Sultan Pajang (Sultan Hadiwijaya) teramat menyesali perbuatannya. Ia kemudian mengundang para putra Adipati Wirasaba ke Pajang. Dari berbagai putra Adipati Wirasaba, hanya menantunya (Joko Kahiman) yang berani menghadap Sultan Pajang. Demi menebus kesalahannya, Sultan Pajang melantik Joko Kahiman sebagai Adipati Wirasaba. Ia kemudian membagi wilayah kadipaten menjadi empat yakni : Senon, Wirasaba, Toyareka, dan Pasir.

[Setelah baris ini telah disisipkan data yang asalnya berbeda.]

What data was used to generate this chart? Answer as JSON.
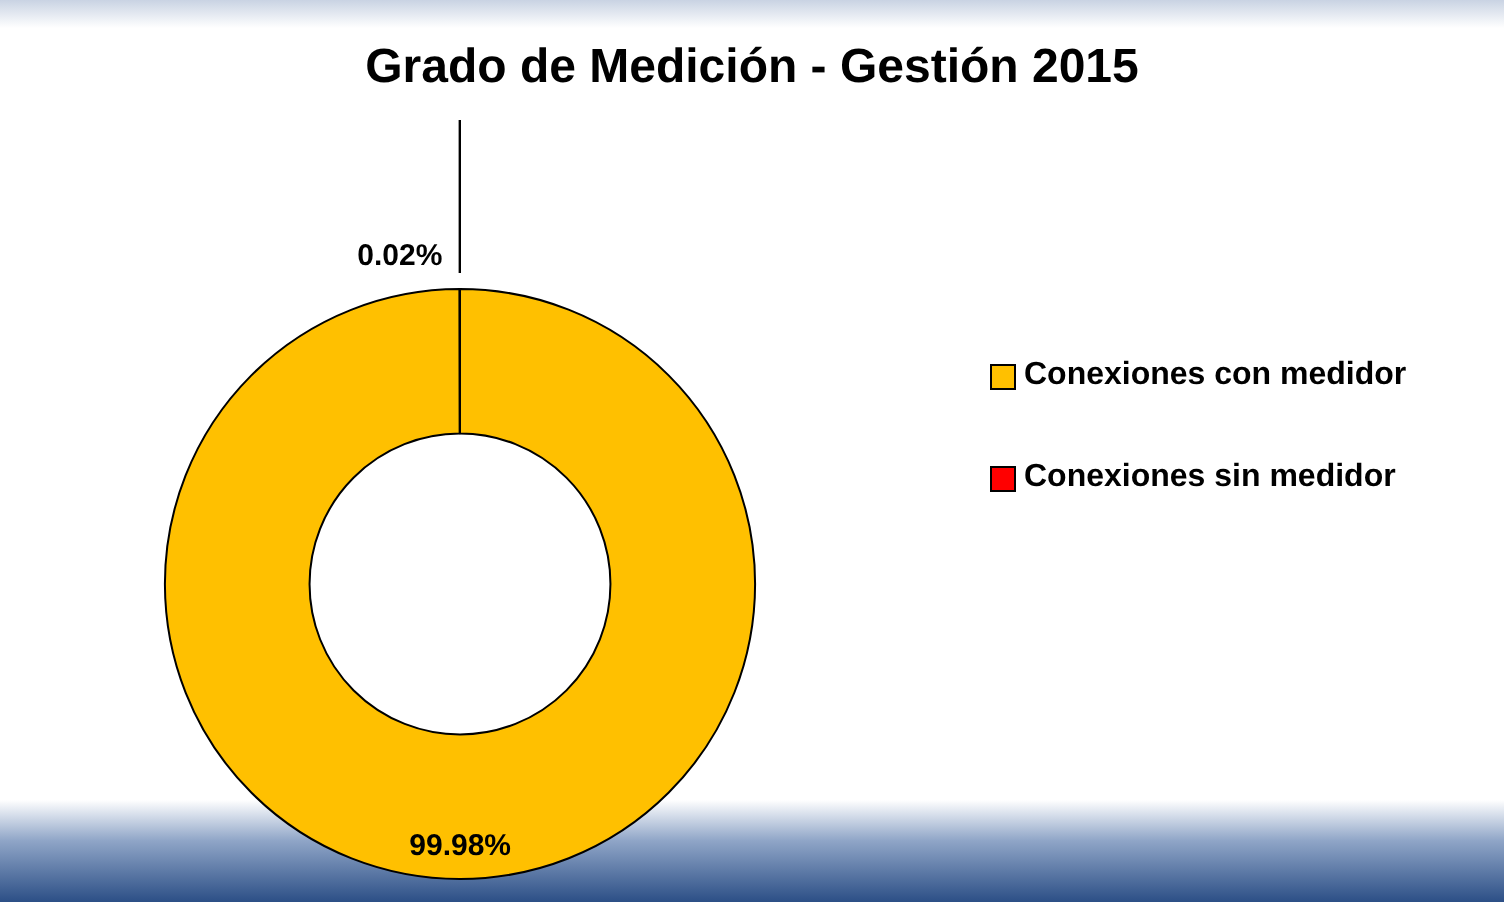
{
  "chart_data": {
    "type": "donut",
    "title": "Grado de Medición - Gestión 2015",
    "categories": [
      "Conexiones con medidor",
      "Conexiones sin medidor"
    ],
    "values": [
      99.98,
      0.02
    ],
    "colors": [
      "#ffc000",
      "#ff0000"
    ],
    "value_labels": [
      "99.98%",
      "0.02%"
    ],
    "legend": "right"
  }
}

Wirasaba inilah muasal Banyumas (lihat Menuju Keemasan Banyumas, 2015:126). Seiring berjalannya waktu, Banyumas yang semula diurus Kerajaan Pajang, beralih tangan ke kerajaan Kasunan Surakarta. Waktu itu wilayah Karisedenan Banyumas meliputi: Kabupaten Purbalingga; Kabupaten Banjarnegara; Kabupaten Banyumas; Kabupaten Cilacap; dan Kabupaten Purwokerto. Baru pada zaman kolonial Banyumas dijadikan kota Residente (Karisedenan) sekaligus Ibu Kota Kabupaten Banyumas. Segera pemerintah kolonial melakukan pembangunan di sekitar Ibu Kota Kabupaten Banyumas.
Untuk mencandra Banyumas di masa lalu, saya akan menceritakan kisah-kisah mainstream yang ada. Pasalnya, hal semacam itu sayup dalam sejarah. Perubahan status Banyumas, yang pada dasarnya merupakan akal-akalan administratif, yang tidak mengubah gaya pemerintahannya. Ujung-ujungnya Banyumas tetap diperintah sebagai daerah wilayah barat mengingat jaraknya yang jauh dari ibu kota dan susunan pemerintahannya. Banyumas yang asli sudah diperintah sebagai provinsi wilayah barat Surakarta sampai 1773, ketika kedudukannya diubah menjadi bagian Negara Agung demi melegakan perasaan Sultan Mangkubumi yang keberatan bahwa Yogya menguasai sedikit saja daerah di ujung barat wilayah Mataram lama.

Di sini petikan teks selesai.